Animals roam outside the protected area and their numbers continue to
decline, biologists say. The year the reserve was created, for example,
gill nets set for fish and shrimp killed about 39 vaquitas in just one
of the three main fishing ports in the upper gulf, researchers say.
“There is a high risk that the species will disappear in a few years,”
Omar Vidal, a biologist and the director of the World Wildlife Fund in
Mexico, said. “We have to act immediately.”
Some scientists and not a few fishermen speculate that the decline of
the porpoise might be linked to the damming and diversion of the
Colorado River in the United States. The river once pumped tons of
nutrients and fresh water into the porpoise’s habitat, providing food
for the bottom of a rich food chain.
Fishermen say their catches of shrimp and several species of fish have
steadily declined over the years as the river dwindled from a roaring
flow of fresh water to a trickle of runoff from farms upstream.
“If you are going to turn off a river — 15 million acre-feet of water a
day — and alter this habitat, I would be very surprised if it doesn’t
have an affect on the vaquita,” said Karl W. Flessa, a geologist at the
University of Arizona in Tucson.
But biologists say studies of the carcasses of the vaquita porpoises
show no signs of malnourishment, but plenty of scars from fishing
nets.
The advocates of buying out the fishermen note that the human population
at the gulf’s tip is quite small, about 50,000 people in three towns,
including maybe 10,000 fishermen.
The solution, they say, is to ban fishing with nets in the upper gulf
and establish a $50 million trust fund and use the earnings to pay
fishermen a total of about $4 million a year, not to fish but to pursue
other trades. The program would last at least seven years, until the
porpoise population could recover.
Mr. Vidal, of the World Wildlife Fund, said Mexican environmental and
fishery officials have expressed interest in the idea. It also has the
support of National Resource Defense Council, Conservation International
and Pronatura in Mexico.
The buyout is a last resort. Lorenzo Rojas, a biologist with the
National Ecology Institute who studies the vaquita, said his surveys had
shown that the porpoise population is so thin that if more than one died
each year in fishing nets the species would be doomed. Each female
porpoise has only one calf every two years.
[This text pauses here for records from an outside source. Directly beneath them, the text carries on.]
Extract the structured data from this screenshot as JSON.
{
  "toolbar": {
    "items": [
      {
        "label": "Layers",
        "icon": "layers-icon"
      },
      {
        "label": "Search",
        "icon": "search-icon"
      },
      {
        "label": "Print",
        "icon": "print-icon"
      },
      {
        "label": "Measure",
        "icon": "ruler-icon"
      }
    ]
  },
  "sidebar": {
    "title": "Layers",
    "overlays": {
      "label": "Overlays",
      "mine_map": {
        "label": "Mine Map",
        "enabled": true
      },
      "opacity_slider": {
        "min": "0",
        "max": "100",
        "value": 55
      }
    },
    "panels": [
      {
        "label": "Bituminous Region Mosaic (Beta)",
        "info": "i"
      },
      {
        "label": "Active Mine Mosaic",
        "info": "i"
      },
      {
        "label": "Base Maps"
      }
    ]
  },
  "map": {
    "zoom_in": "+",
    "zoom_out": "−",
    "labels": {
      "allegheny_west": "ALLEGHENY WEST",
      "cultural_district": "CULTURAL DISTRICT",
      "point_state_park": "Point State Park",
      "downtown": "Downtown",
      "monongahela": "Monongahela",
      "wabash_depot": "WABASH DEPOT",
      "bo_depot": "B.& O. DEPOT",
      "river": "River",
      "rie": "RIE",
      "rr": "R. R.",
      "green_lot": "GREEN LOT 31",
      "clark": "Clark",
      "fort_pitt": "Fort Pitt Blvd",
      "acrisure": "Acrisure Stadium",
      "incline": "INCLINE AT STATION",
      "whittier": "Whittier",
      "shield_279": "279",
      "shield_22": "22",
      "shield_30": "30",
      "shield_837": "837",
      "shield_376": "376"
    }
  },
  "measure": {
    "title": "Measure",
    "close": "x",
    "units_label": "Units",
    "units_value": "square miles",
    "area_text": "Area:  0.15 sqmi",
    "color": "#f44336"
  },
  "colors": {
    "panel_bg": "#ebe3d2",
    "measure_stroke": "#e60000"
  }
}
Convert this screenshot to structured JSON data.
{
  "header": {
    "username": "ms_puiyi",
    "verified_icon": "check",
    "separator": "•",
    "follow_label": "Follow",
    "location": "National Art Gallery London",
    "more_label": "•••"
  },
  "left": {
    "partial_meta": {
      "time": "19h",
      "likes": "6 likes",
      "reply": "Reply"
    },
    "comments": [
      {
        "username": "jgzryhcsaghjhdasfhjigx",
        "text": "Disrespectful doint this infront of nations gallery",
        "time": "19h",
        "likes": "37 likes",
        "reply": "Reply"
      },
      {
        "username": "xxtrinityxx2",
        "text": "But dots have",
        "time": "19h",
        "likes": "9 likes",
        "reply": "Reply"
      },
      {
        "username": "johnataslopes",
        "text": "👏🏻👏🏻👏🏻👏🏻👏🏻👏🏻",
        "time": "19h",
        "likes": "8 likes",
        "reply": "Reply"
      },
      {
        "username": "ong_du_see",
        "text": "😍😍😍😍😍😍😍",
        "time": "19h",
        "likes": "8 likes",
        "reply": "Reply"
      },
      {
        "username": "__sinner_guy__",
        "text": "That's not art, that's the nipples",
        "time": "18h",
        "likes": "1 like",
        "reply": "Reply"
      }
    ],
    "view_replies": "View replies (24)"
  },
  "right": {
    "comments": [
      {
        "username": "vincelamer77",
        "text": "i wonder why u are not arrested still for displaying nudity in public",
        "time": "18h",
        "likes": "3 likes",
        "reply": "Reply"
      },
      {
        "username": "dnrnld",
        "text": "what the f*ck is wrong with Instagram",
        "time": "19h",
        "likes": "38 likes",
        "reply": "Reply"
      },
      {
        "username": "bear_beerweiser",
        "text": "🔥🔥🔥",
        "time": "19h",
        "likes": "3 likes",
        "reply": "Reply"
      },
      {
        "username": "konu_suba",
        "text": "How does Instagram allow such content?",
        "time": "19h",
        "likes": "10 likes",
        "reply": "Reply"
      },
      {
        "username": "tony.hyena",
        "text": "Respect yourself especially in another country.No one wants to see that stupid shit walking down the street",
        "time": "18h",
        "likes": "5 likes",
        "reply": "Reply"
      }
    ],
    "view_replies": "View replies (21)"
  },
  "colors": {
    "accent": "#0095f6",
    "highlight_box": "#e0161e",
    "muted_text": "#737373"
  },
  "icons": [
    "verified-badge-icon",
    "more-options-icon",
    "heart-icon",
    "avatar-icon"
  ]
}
“The advantage of the buyout is it could buy time,” Mr. Rojas said. “We
don’t want to save the vaquita and drive fishing families to hunger.”
In Santa Clara, some people already have turned to tourism to make a
living. The town has a few small hotels and restaurants and a large park
on the shore for recreational vehicles from the United States. Tourists
rent four-wheel motorbikes and tear up and down the dunes. One fishing
cooperative is trying to start a business to rent jet skis and
motorcycles.
But the mainstay of the town’s economy is still fish, which, Mr. Vidal
and other biologists note, have in any case been declining with the
vaquita for years. Whether the declines stem from overfishing or the
damming of the Colorado River or both, the fishermen will have to find
other employment eventually, environmentalists argue. Why not now?
Indeed, some fishermen have noted that they are already having a harder
time making a profit, and say they would welcome another way to make a
living. But it would be hard to change a way of life that has lasted
generations, and renting motor scooters to Americans or running dance
halls is simply not in their blood, many fishermen here say.
“What will happen?” said Antonio Villegas, whose six brothers and four
sons fish for a living. “What worries me is what are we all going to do?
We live off fish. We want to keep fishing. We don’t know anything else.”